In Coppola's Hollywood, twin strippers are available for hire and the in-call masseuse might get naked to make his clients more comfortable. Models and topless beauties are everywhere, impromptu parties are the norm and publicists and other handlers are perennially perky.
Coppola said she wanted to take moviegoers inside modern fame and show how its superficial trappings may not satisfy the real needs in life.
"I think that because I grew up around it that I've seen another side of it and it doesn't have the same mystique," she said.
Never one for Hollywood's party scene, Coppola no longer lives in Los Angeles. After her divorce from fellow filmmaker Spike Jonze in 2003, she relocated to New York. Now she lives in Paris with Mars and their two girls, a four-year-old and a six-month-old. Coppola said she still likes L.A., "but it's pretty extreme that the whole city revolves around show business."
She shot "Somewhere" at Chateau Marmont, a kind of show-biz mecca on the Sunset Strip, where her team filled the hotel's fifth floor and her star, Stephen Dorff, took up temporary residence. She had to keep the crew small since the hotel was still open for business, and because she wanted to impart a fly-on-the-wall feeling to viewers.
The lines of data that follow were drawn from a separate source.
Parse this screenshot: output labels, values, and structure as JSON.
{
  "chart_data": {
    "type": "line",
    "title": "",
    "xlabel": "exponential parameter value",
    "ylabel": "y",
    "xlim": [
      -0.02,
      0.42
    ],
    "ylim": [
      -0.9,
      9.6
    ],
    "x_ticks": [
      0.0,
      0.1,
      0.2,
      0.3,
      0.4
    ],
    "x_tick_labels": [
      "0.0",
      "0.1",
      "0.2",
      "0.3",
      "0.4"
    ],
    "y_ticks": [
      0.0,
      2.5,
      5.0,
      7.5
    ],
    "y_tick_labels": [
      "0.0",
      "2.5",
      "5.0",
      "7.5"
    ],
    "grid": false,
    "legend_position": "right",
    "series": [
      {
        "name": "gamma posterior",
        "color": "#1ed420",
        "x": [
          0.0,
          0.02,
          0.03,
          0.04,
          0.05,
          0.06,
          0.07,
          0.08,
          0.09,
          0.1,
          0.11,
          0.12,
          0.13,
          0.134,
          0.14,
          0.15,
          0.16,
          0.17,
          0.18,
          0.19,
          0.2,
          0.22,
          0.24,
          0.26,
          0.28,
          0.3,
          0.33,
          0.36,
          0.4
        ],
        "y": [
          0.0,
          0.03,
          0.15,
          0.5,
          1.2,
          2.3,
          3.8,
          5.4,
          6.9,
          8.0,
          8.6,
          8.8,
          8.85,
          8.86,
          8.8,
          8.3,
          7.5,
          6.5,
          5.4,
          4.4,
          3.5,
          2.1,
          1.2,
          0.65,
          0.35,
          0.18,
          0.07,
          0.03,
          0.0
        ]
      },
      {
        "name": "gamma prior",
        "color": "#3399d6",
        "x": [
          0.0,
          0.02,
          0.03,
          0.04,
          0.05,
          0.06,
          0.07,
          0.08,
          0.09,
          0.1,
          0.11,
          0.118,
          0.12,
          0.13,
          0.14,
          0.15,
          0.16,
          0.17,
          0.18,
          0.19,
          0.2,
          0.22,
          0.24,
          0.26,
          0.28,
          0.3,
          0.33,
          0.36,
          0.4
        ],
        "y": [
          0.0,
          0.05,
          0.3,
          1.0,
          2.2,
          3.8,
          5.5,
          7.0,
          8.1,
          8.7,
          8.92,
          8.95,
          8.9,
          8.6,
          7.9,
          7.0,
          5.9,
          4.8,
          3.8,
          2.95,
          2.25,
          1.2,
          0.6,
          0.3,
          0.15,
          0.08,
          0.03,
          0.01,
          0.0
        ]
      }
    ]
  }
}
"It felt more like a film-school project or something," she said.
Like "Lost in Translation," "Somewhere" evolves quietly, with long shots allowing the characters to slowly reveal themselves.
Dorff said he appreciated the change of pace.
"I love that in this life, where everybody's busy, everybody's texting, that Sofia kind of just says, 'Whew. Slow it all down, baby. This is going to be a portrait of my guy, and if you open your eyes a little bit and go with us, you're going to have a nice reward at the end,"' he said. "That's what she does with all her films, and I think this one even more."
Coppola spent more than two years on "Somewhere," writing, directing, producing and editing the film. She said she finds writing to be the hardest part, shooting the most exciting and editing the most enjoyable.
The film was a family affair, with her brother and dad serving as producer and executive producer, respectively. Mars and his band made the score.
Coppola said her brother is often the first to see her scripts: "I feel like he really gets me and I trust him, so it's not so scary."
Though a woman hadn't won an Academy Award for directing until earlier this year, when Kathryn Bigelow got the best director Oscar for "The Hurt Locker," Coppola said she never considered her gender an obstacle in Hollywood.
"My dad treated me the same as my brothers," she said. "He was teaching me the same, so I never thought I couldn't do that."
Still, she didn't see a lot of female filmmakers when she was growing up and said she's glad there are many more women behind the camera now than when she made her first feature film, "The Virgin Suicides," in 1999.
Coppola already has "little ideas" for her next project, but she won't get to working on them until after the holidays, which she plans to spend with her own Hollywood family.
"We're going up to my parents' vineyard and we'll have some time just with the family," she said. "I can't wait to just stay in pajamas all day and have my parents cook."